司空墐心里一动,抓着刘姐的手,“昨晚你来撬门了吗?”
刘姐一脸莫名其妙,“昨晚?好好的我来撬什么门?表小姐你是不是病糊涂了?今天有没有好点?”
司空墐说好多了,刘姐看她气色不错,顺手从旁边摸了件外套给司空墐穿上,“好多了就下去吃饭吧,董事长和太太今天都在,在等着你吃早餐呢。听说你生病了董事长还很担心。”
“舅舅回来了?”
刘姐点头,四下看了一眼确定没人,这才压低声音在司空墐耳边道:“太太在董事长前面一点进屋的,不知道昨晚有没有在家,我看那样子像是从外面回来的,太太还特意叮嘱叫我不要乱说话。”

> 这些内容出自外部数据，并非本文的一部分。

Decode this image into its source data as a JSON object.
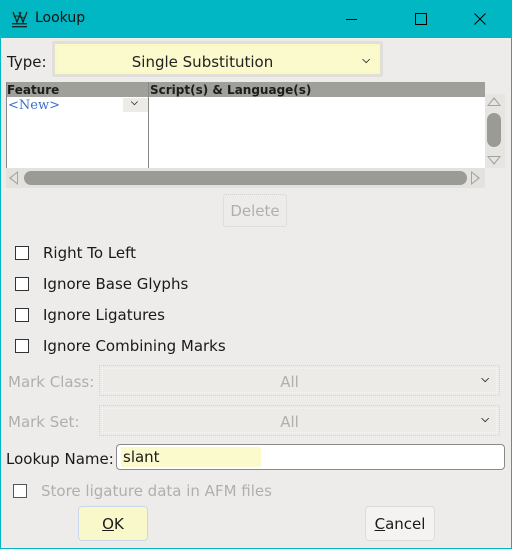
{
  "window": {
    "title": "Lookup",
    "icon": "fontforge-app-icon",
    "controls": {
      "minimize": "minimize",
      "maximize": "maximize",
      "close": "close"
    },
    "accent": "#00b7c3"
  },
  "type": {
    "label": "Type:",
    "value": "Single Substitution"
  },
  "feature_table": {
    "headers": [
      "Feature",
      "Script(s) & Language(s)"
    ],
    "rows": [
      {
        "feature": "<New>",
        "scripts": ""
      }
    ]
  },
  "delete_label": "Delete",
  "flags": [
    {
      "label": "Right To Left",
      "checked": false
    },
    {
      "label": "Ignore Base Glyphs",
      "checked": false
    },
    {
      "label": "Ignore Ligatures",
      "checked": false
    },
    {
      "label": "Ignore Combining Marks",
      "checked": false
    }
  ],
  "mark_class": {
    "label": "Mark Class:",
    "value": "All",
    "disabled": true
  },
  "mark_set": {
    "label": "Mark Set:",
    "value": "All",
    "disabled": true
  },
  "lookup_name": {
    "label": "Lookup Name:",
    "value": "slant"
  },
  "afm": {
    "label": "Store ligature data in AFM files",
    "checked": false,
    "disabled": true
  },
  "buttons": {
    "ok": {
      "mnemonic": "O",
      "rest": "K"
    },
    "cancel": {
      "mnemonic": "C",
      "rest": "ancel"
    }
  },
  "colors": {
    "highlight_yellow": "#fbfacd",
    "new_link_blue": "#3b6fc9",
    "disabled_text": "#b0afab"
  }
}
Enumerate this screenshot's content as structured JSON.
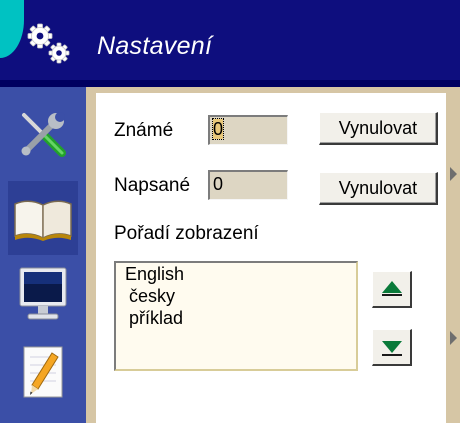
{
  "window": {
    "title": "Nastavení",
    "title_icon": "gears-icon",
    "colors": {
      "titlebar": "#0e0e7e",
      "accent": "#00c2c2",
      "sidebar": "#3b4fa7",
      "content_frame": "#d6c6a5"
    }
  },
  "sidebar": {
    "items": [
      {
        "icon": "tools-icon",
        "active": false
      },
      {
        "icon": "book-icon",
        "active": true
      },
      {
        "icon": "monitor-icon",
        "active": false
      },
      {
        "icon": "notepad-pencil-icon",
        "active": false
      }
    ]
  },
  "settings": {
    "known": {
      "label": "Známé",
      "value": "0",
      "reset_label": "Vynulovat"
    },
    "written": {
      "label": "Napsané",
      "value": "0",
      "reset_label": "Vynulovat"
    },
    "order": {
      "label": "Pořadí zobrazení",
      "items": [
        "English",
        "česky",
        "příklad"
      ],
      "move_up_icon": "arrow-up-icon",
      "move_down_icon": "arrow-down-icon"
    }
  }
}
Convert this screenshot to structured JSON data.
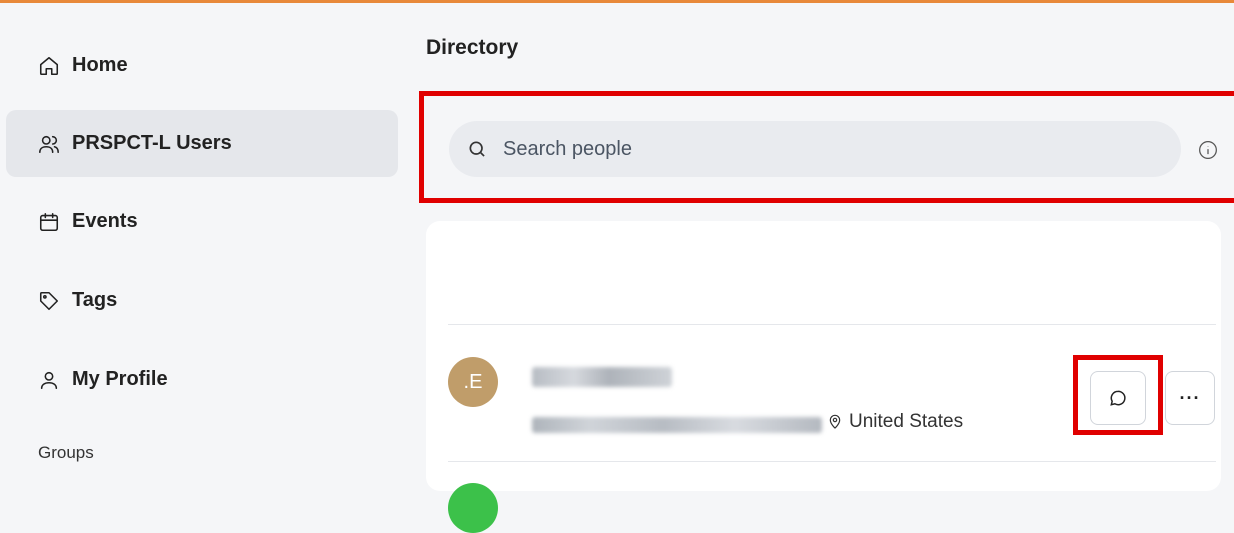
{
  "sidebar": {
    "items": [
      {
        "label": "Home",
        "icon": "home-icon"
      },
      {
        "label": "PRSPCT-L Users",
        "icon": "users-icon",
        "active": true
      },
      {
        "label": "Events",
        "icon": "calendar-icon"
      },
      {
        "label": "Tags",
        "icon": "tag-icon"
      },
      {
        "label": "My Profile",
        "icon": "user-icon"
      }
    ],
    "groups_label": "Groups"
  },
  "main": {
    "title": "Directory",
    "search": {
      "placeholder": "Search people",
      "value": ""
    },
    "people": [
      {
        "initials": ".E",
        "location": "United States",
        "avatar_color": "#c09d6a"
      }
    ]
  },
  "colors": {
    "accent_line": "#e8893a",
    "highlight": "#e00000",
    "next_avatar": "#3cc14a"
  }
}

司空墐笑道:“她叫你不要乱说话,你就不要管她的闲事吧。”
两人一起去到楼下的餐厅。
夏珩邑已经换了一身居家常服,在和叶寸心吃早餐,见司空墐来了很热情的招呼她一起过去吃早餐,还问她身体怎么样。
司空墐都一一回答了,夏珩邑就叫她在家休息两天再去上班。
叶寸心默默吃三明治,一直没说话,脸上挂着大家都很熟悉的温柔亲和的笑。
看她那样子,任谁也想不到她抛夫弃子跟别人夜夜笙歌。
当然,夏珩邑也想不到。
他跟叶寸心也算是历尽千帆吃了点苦才在一起的,这么多年来他对叶寸心一直都很好,于家他是个好丈夫,于事业他是个成功男人,叶寸心要什么有什么,没有任何理由会做对不起他的事。
而这么多年来叶寸心也一直都在尽心扮演好一个妻子的角色,夏珩邑可以说是毫无后顾之忧。
所以叶寸心出门去哪里夏珩邑基本上不会过问。
众人面上都还算和谐的吃着这顿早餐,正说着话,楼梯上传来噼噼啪啪的脚步声,一听就知道是夏泽彦。
“刘姐,有没有什么吃的?”
他边进来一边喊,看到餐厅里坐满了人,他顿住脚步呆在那里。
“今天是什么日子?人这么齐?”他看了一眼叶寸心,嘴角浮起一抹冷笑, 随手从柜子上拿了个包子就转身走。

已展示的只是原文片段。